Research has shown that loss often outweighs gain (Tversky & Kahneman, 1991). Research suggests, we prefer to avoid loss, more than we are driven to receive gains. Take this example - being able to buy a house from watching your initial investment rise over the months is undoubtedly satisfying.  However, watching your investment crumble sends alarm bells driving your loss aversion screaming when you see half your balance drop overnight. Sadly, many individuals succumb to their loss aversion and results in cashing out on a loss.

To conclude

In general cryptocurrencies are a fairly new phenomena, and in the future, will more than likely play a bigger role in society than they currently do.
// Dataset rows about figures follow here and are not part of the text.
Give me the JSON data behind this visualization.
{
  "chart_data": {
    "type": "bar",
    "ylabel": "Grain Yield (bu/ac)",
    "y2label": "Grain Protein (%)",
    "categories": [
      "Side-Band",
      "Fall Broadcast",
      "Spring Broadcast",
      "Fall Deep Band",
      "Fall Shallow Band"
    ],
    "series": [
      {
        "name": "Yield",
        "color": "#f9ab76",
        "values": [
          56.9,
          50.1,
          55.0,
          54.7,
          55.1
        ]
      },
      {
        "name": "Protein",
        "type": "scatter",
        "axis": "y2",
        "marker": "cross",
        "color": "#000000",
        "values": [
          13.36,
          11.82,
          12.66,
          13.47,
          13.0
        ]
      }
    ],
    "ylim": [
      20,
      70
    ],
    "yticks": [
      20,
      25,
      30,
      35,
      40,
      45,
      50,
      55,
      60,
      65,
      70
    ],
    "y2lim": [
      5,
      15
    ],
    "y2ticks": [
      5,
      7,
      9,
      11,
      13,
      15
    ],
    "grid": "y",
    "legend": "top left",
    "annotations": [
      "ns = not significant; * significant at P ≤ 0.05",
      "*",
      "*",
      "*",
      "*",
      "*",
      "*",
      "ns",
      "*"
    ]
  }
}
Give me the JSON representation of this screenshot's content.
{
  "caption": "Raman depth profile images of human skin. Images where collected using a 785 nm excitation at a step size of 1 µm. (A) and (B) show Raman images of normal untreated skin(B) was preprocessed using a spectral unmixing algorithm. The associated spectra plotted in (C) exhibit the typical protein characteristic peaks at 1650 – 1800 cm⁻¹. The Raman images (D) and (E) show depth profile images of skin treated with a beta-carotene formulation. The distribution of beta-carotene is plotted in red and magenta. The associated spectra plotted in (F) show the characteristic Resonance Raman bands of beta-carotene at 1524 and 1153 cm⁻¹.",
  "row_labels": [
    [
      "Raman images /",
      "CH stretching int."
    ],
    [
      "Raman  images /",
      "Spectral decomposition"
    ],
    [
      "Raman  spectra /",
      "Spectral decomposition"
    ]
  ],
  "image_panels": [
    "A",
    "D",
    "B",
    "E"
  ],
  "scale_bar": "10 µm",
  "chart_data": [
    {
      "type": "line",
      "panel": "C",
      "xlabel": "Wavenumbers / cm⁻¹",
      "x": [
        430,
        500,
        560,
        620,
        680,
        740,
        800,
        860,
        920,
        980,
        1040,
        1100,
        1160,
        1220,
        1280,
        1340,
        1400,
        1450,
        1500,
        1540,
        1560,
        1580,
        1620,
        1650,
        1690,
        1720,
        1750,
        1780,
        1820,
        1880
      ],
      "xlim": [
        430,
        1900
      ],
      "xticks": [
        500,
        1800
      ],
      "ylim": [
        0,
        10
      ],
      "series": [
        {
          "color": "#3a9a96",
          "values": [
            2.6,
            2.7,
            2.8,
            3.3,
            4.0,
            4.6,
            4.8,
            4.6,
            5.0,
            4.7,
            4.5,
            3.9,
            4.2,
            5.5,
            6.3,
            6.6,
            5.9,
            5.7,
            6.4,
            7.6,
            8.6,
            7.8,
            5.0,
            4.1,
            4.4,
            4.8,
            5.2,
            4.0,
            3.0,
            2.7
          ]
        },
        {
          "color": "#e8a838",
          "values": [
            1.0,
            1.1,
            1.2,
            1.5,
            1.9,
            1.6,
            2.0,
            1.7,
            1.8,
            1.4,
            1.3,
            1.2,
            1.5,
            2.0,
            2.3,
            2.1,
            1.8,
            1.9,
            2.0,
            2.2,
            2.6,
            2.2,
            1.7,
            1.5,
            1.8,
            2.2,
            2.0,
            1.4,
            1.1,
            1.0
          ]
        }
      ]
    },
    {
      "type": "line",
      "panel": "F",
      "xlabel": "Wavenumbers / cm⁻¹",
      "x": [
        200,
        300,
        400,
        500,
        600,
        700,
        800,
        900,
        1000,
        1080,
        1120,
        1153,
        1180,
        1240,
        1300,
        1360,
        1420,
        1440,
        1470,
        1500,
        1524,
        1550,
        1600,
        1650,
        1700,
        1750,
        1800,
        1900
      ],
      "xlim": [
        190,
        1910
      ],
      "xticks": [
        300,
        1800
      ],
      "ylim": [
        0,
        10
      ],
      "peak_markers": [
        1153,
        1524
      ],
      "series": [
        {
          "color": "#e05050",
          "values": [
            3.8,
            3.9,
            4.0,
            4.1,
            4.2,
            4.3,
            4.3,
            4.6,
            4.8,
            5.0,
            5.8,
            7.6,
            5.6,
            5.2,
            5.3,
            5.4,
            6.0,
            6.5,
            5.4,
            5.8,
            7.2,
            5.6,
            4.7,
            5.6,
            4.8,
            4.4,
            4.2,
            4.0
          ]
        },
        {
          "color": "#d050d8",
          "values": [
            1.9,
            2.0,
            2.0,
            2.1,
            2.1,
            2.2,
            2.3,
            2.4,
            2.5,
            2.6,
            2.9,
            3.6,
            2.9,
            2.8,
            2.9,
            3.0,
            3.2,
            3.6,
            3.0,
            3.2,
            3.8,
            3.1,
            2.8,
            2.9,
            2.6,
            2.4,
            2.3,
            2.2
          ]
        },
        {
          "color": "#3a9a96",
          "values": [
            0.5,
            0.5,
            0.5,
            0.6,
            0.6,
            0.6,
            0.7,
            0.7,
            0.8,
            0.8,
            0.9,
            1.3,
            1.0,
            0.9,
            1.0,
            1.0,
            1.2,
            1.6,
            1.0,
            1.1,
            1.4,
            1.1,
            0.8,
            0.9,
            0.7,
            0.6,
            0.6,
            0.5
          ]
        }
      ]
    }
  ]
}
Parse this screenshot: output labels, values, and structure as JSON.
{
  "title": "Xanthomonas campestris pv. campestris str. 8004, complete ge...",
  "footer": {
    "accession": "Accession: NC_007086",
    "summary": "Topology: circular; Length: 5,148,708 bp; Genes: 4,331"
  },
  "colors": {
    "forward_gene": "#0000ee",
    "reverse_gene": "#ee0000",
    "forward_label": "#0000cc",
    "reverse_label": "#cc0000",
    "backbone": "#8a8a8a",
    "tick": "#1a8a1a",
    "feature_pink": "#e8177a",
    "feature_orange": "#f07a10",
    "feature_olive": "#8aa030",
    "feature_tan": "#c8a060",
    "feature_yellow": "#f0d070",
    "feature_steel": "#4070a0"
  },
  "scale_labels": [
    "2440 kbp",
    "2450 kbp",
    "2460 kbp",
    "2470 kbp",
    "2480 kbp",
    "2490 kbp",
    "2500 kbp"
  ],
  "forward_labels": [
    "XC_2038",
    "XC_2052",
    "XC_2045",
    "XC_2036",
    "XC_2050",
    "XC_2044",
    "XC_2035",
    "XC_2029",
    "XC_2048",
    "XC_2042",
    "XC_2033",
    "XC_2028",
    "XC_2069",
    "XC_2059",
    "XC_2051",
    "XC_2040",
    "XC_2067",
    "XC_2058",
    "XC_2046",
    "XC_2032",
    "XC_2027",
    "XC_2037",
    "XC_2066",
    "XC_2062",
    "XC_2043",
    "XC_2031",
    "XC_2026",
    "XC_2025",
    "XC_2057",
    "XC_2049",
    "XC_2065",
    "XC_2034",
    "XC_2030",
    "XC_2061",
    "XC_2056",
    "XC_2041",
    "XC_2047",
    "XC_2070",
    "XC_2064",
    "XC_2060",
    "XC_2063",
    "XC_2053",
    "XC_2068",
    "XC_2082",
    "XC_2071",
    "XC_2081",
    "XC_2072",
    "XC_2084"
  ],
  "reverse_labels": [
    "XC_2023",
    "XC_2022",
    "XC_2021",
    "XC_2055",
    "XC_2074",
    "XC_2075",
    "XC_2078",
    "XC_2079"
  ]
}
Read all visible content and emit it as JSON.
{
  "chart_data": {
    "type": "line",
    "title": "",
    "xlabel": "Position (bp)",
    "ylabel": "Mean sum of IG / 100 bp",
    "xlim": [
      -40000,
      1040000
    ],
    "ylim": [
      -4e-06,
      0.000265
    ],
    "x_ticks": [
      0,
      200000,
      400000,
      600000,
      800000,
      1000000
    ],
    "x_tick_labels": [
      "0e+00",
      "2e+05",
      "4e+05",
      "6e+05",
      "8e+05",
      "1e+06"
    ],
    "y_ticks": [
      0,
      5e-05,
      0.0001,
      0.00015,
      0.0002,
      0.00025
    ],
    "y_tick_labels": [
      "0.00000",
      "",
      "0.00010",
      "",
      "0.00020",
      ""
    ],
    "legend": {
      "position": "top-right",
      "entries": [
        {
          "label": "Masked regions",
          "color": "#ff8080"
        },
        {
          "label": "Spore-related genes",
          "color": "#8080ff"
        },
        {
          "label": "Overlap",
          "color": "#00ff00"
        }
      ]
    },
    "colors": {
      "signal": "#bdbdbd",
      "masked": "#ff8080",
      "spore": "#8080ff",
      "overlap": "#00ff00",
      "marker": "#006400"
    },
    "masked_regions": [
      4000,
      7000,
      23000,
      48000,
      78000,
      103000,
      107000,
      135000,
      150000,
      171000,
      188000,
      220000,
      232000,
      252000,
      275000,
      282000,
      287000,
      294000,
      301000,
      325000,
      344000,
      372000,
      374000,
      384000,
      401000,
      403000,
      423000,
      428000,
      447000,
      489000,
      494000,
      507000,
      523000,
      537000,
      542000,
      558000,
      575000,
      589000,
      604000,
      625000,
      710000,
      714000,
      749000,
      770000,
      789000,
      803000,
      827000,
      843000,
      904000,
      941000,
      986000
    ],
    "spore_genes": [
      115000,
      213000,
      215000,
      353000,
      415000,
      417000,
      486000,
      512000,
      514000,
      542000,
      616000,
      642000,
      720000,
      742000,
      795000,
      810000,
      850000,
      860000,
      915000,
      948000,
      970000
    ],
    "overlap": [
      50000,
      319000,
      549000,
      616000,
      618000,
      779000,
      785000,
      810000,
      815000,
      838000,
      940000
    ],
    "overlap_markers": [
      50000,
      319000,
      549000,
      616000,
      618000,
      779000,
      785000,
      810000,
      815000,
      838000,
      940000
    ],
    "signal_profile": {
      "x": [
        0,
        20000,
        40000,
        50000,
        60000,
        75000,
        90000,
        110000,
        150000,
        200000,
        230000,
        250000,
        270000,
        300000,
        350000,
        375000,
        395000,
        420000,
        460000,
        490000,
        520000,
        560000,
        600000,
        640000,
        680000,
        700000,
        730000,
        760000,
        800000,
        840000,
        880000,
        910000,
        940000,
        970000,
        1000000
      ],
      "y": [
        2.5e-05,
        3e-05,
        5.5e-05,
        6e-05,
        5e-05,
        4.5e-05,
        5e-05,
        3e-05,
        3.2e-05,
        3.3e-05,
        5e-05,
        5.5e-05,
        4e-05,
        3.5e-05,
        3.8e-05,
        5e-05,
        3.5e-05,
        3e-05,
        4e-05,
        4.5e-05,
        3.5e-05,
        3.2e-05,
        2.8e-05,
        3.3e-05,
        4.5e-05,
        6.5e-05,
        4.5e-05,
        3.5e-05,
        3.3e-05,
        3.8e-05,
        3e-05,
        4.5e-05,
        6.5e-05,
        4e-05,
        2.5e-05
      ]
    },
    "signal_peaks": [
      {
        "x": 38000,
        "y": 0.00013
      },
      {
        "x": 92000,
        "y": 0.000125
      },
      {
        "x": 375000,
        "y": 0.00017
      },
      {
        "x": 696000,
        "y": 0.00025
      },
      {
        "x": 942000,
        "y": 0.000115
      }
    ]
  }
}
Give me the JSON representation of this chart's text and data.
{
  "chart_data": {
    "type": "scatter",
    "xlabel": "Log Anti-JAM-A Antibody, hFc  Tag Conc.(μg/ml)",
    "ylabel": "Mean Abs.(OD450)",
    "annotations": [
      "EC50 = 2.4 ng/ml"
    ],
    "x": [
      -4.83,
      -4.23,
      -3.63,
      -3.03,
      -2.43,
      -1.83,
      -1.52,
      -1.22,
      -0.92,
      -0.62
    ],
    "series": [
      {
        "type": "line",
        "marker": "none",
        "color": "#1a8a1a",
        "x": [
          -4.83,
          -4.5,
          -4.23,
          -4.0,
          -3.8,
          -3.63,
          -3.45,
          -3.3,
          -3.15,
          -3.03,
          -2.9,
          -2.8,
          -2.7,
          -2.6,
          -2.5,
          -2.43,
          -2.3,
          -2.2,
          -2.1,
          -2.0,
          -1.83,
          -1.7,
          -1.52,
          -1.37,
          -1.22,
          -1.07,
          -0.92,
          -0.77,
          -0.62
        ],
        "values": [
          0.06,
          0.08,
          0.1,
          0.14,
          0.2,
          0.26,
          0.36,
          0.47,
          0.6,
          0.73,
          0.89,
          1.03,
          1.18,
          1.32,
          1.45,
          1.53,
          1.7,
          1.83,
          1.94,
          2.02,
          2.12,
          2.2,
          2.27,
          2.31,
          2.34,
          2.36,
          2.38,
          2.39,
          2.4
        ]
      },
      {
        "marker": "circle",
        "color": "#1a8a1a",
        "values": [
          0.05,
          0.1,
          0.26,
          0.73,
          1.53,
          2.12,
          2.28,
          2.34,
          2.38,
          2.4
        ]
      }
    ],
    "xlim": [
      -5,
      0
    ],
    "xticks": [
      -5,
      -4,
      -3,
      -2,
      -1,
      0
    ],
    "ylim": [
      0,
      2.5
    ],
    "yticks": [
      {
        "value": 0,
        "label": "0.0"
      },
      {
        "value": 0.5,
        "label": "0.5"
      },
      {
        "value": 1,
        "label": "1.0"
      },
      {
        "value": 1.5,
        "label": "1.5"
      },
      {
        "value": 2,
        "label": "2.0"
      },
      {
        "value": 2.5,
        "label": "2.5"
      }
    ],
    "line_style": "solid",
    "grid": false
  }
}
The technology behind cryptocurrencies such as Ethereum is pioneering and many individuals predict Ethereum to be worth in the tens of thousands one day. I have adopted a rather risk aversive attitude towards cryptocurrencies now, whereby, I suggest only investing money you are willing to lose and that if you do invest forget about it and come back in a few years to avoid being susceptible to the numerous psychological mechanisms that impact behaviour demonstrated in the graph above that contribute to an epidemic of CrypoMANIA.

References 

Aggarwal, P., Jun, Y. S.,  & Huh, H. J. (2011). Scarcity messages. Journal of advertising, 40(3), 19-30.

Asch, E. S. (1955). Opinions and Social pressures. Scientific American, 193(5), 31-35.

Bandura, A. (1986). The Explanatory and predictive scope of self-efficacy theory. Journal of Social and Clinical Psychology, 4(3), 359-373.

Burger, J. M. (2009). Replicating Milgram: Would people still obey today? American Psychologist, 64, 1–11.

Milgram, S. (1963). Behavioural study of obedience. The journal of abnormal and social psychology, 67, 371- 378.

Nickerson, S. R. (1998).  Confirmation Bias: A Ubiquitous Phenomenon in Many Guises. Review of General Psychology, 2(2), 175-220.

Price, P. C. and Stone, E. R. (2004), Intuitive evaluation of likelihood judgment producers: evidence for a confidence heuristic. J. Behav. Decis. Making, 17: 39–57

Przybylski, K. A.,  Murayama, K.,  DeHaan, R. C., & Gladwell, V. (2013). Motivational, emotional, and behavioural correlates of fear of missing out. Computers in Human Behaviour, 29, 1841-1848.

Tversky, A. & Kahneman, D. (1973). Availability: A heuristic for judging frequency and probability. Cognitive psychology, 5, 207-232.

Tversky, A., & Kahneman, D. (1991). Loss aversion in Riskless choice: A reference-dependent model. The quarterly Journal of Economics, 106(4), 1039-1061.

Weaver, K., Miller, T. D., Garcia, M. S., & Schwarz, N. (2007). Inferring the Popularity of an Opinion From Its Familiarity: A repetitive voice can sound like a chorus. Journal of Personality and Social Psychology, 92(5), 821-833.